I het Uitwerkingsbesluit bodycams Nijmegen 2023 vast te stellen.

Uitwerkingsbesluit bodycams Nijmegen 2023

1. Inleiding

In de lokale handhaving vervult de buitengewoon opsporingsambtenaar (boa) een belangrijke taak. De boa heeft diverse bevoegdheden met betrekking tot de openbare ruimte, waaronder de aanpak van overlast, het beschermen van de leefbaarheid en strafrechtelijke handhaving op lokaal niveau. Gedurende de uitvoering van deze bevoegdheden worden boa’s regelmatig geconfronteerd met geweldpleging, zowel fysiek als verbaal. Om de veiligheid en veiligheidsgevoelens van de boa’s te bevorderen heeft het college van burgemeester en wethouders besloten om na twee proefperioden het gebruik van bodycams blijvend aan te bieden aan de boa’s. Bodycams zijn draagbare camera’s die bevestigd zijn op de uitrusting van de boa. Deze maken de handelingen van de boa, indien ze aan het opnemen zijn, objectief waarneembaar.

1.1 Doel

Het bevorderen van de veiligheid en de veiligheidsgevoelens van de boa’s.

1.2 Bewijslast

De bodycam is expliciet niet bedoeld voor bewijslast of het verzamelen van gegevens. Wel kan de politie beelden vorderen op grond van het Wetboek van Strafvordering.

2. Juridisch kader

De bevoegdheid om bodycams in te zetten vloeit voort uit artikel 6 lid 1 sub f van de Algemene verordening gegevensbescherming (hierna: AVG).

2.1 Privacy

  • Wanneer de bodycam wordt geactiveerd, worden er beelden gemaakt. Het is zeer aannemelijk dat er op deze beelden personen te zien zijn, waarmee sprake is van het verwerken van persoonsgegevens. Zodoende is de AVG van toepassing.

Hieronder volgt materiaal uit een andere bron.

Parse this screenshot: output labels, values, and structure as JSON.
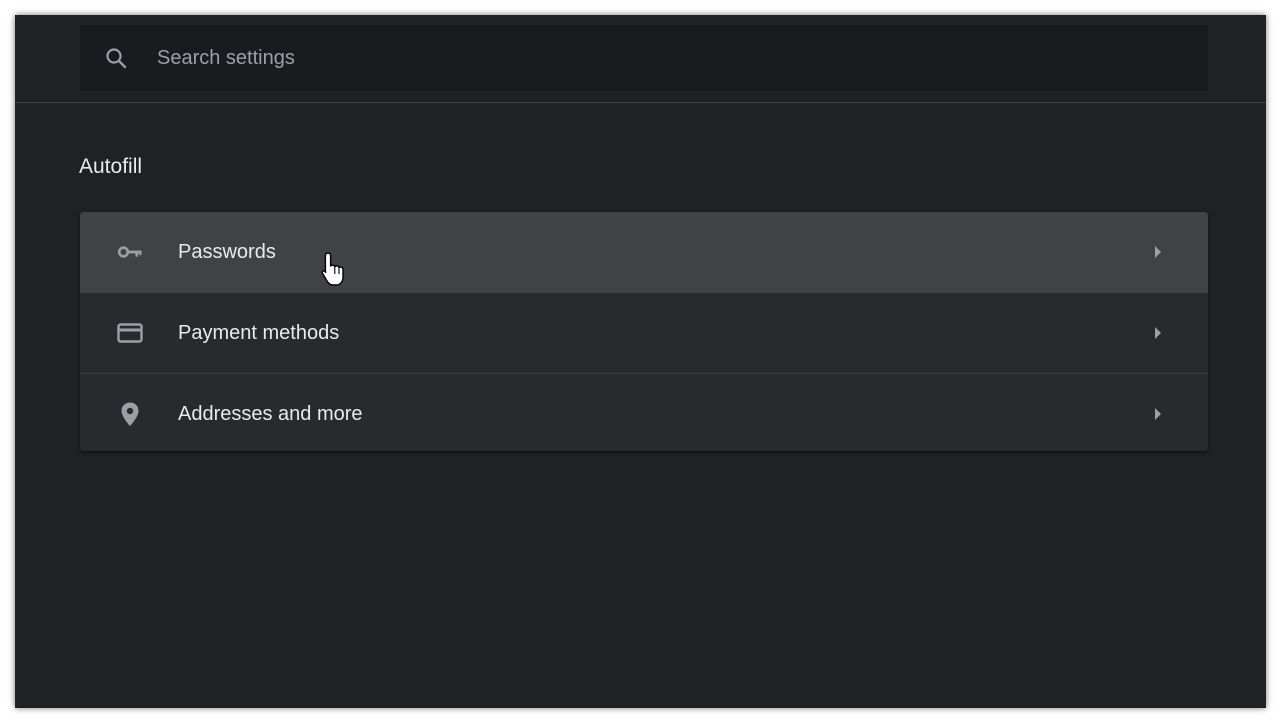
{
  "search": {
    "placeholder": "Search settings",
    "icon": "search-icon"
  },
  "section": {
    "title": "Autofill"
  },
  "autofill_items": [
    {
      "label": "Passwords",
      "icon": "key-icon",
      "hovered": true
    },
    {
      "label": "Payment methods",
      "icon": "credit-card-icon",
      "hovered": false
    },
    {
      "label": "Addresses and more",
      "icon": "location-pin-icon",
      "hovered": false
    }
  ],
  "colors": {
    "background": "#202124",
    "card": "#292a2d",
    "hover_row": "#414245",
    "text": "#e8eaed",
    "icon": "#9aa0a6"
  }
}
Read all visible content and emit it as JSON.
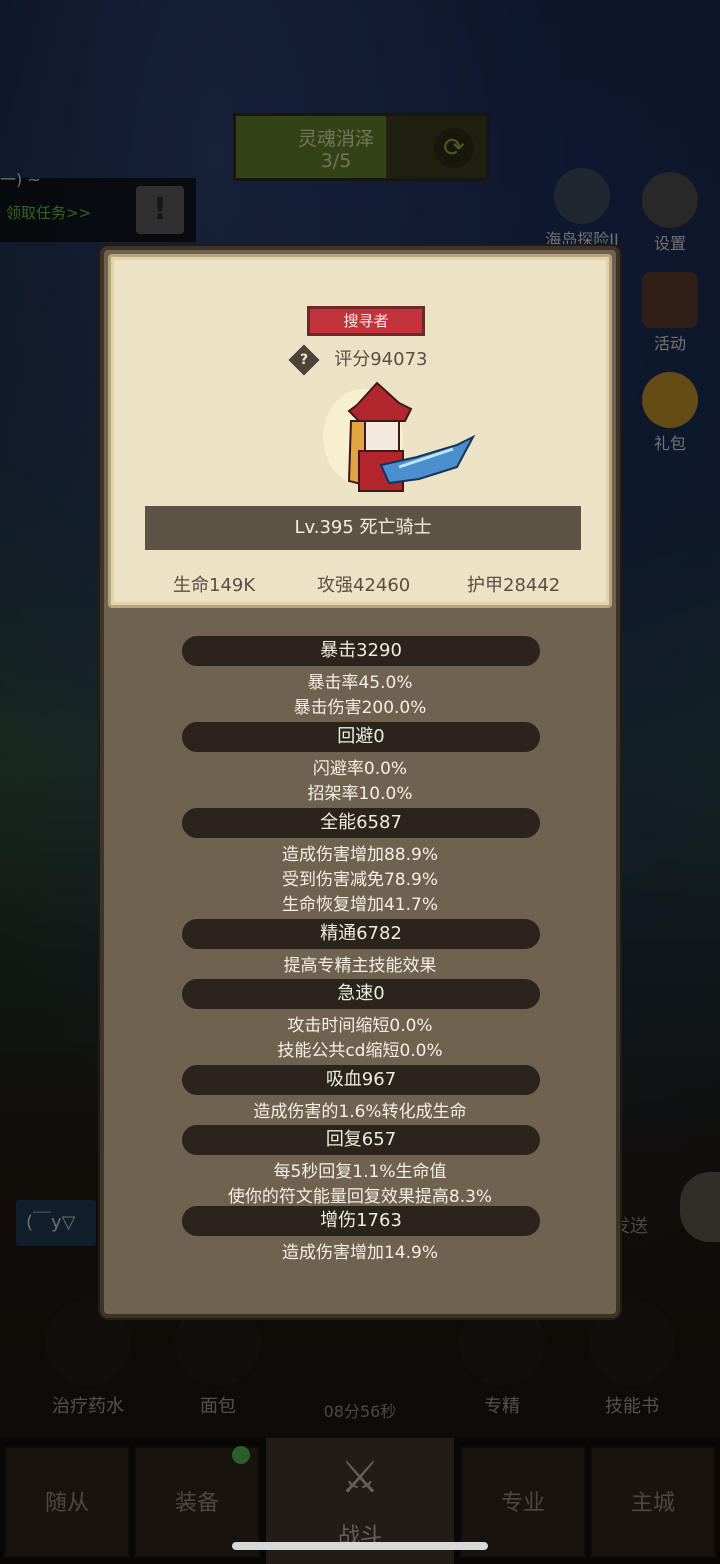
{
  "quest": {
    "title": "灵魂消泽",
    "progress": "3/5",
    "fill_fraction": 0.6
  },
  "task": {
    "top_text": "一) ~",
    "link": "领取任务>>"
  },
  "side_buttons": [
    {
      "label": "海岛探险II",
      "icon": "island-icon"
    },
    {
      "label": "设置",
      "icon": "gear-icon"
    },
    {
      "label": "活动",
      "icon": "calendar-icon"
    },
    {
      "label": "礼包",
      "icon": "gift-icon"
    }
  ],
  "character": {
    "rank": "搜寻者",
    "score": "评分94073",
    "name": "Lv.395 死亡骑士",
    "basic_stats": [
      "生命149K",
      "攻强42460",
      "护甲28442"
    ]
  },
  "stats": [
    {
      "header": "暴击3290",
      "lines": [
        "暴击率45.0%",
        "暴击伤害200.0%"
      ]
    },
    {
      "header": "回避0",
      "lines": [
        "闪避率0.0%",
        "招架率10.0%"
      ]
    },
    {
      "header": "全能6587",
      "lines": [
        "造成伤害增加88.9%",
        "受到伤害减免78.9%",
        "生命恢复增加41.7%"
      ]
    },
    {
      "header": "精通6782",
      "lines": [
        "提高专精主技能效果"
      ]
    },
    {
      "header": "急速0",
      "lines": [
        "攻击时间缩短0.0%",
        "技能公共cd缩短0.0%"
      ]
    },
    {
      "header": "吸血967",
      "lines": [
        "造成伤害的1.6%转化成生命"
      ]
    },
    {
      "header": "回复657",
      "lines": [
        "每5秒回复1.1%生命值",
        "使你的符文能量回复效果提高8.3%"
      ]
    },
    {
      "header": "增伤1763",
      "lines": [
        "造成伤害增加14.9%"
      ]
    }
  ],
  "chat": {
    "input_value": "(￣y▽",
    "send_label": "发送"
  },
  "items": [
    "治疗药水",
    "面包",
    "专精",
    "技能书"
  ],
  "timer": "08分56秒",
  "nav": [
    "随从",
    "装备",
    "战斗",
    "专业",
    "主城"
  ],
  "colors": {
    "rank_red": "#c2343b",
    "panel": "#6f6250",
    "parchment": "#ece3c6"
  }
}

  • Bij de inzet van bodycams is er sprake van een inbreuk op de persoonlijke levenssfeer zoals vastgelegd in artikel 8 van het Europees Verdrag voor de Rechten van de Mens. De grond voor rechtvaardiging die volgt uit artikel 6 van de AVG is de noodzaak voor de behartiging van gerechtvaardigde belangen van de verantwoordelijke. Daarnaast voldoet het invoeren van de bodycams aan het proportionaliteit- en het subsidiariteitsvereiste. Hiertoe is onder meer een Data Protection Impact Assessment (DPIA) opgesteld en getoetst door de Functionaris Gegevensbescherming (FG). Ook wordt er een handelingskader opgesteld waarin een werkwijze beschreven staat die privacy-inbreuk zoveel mogelijk beperkt.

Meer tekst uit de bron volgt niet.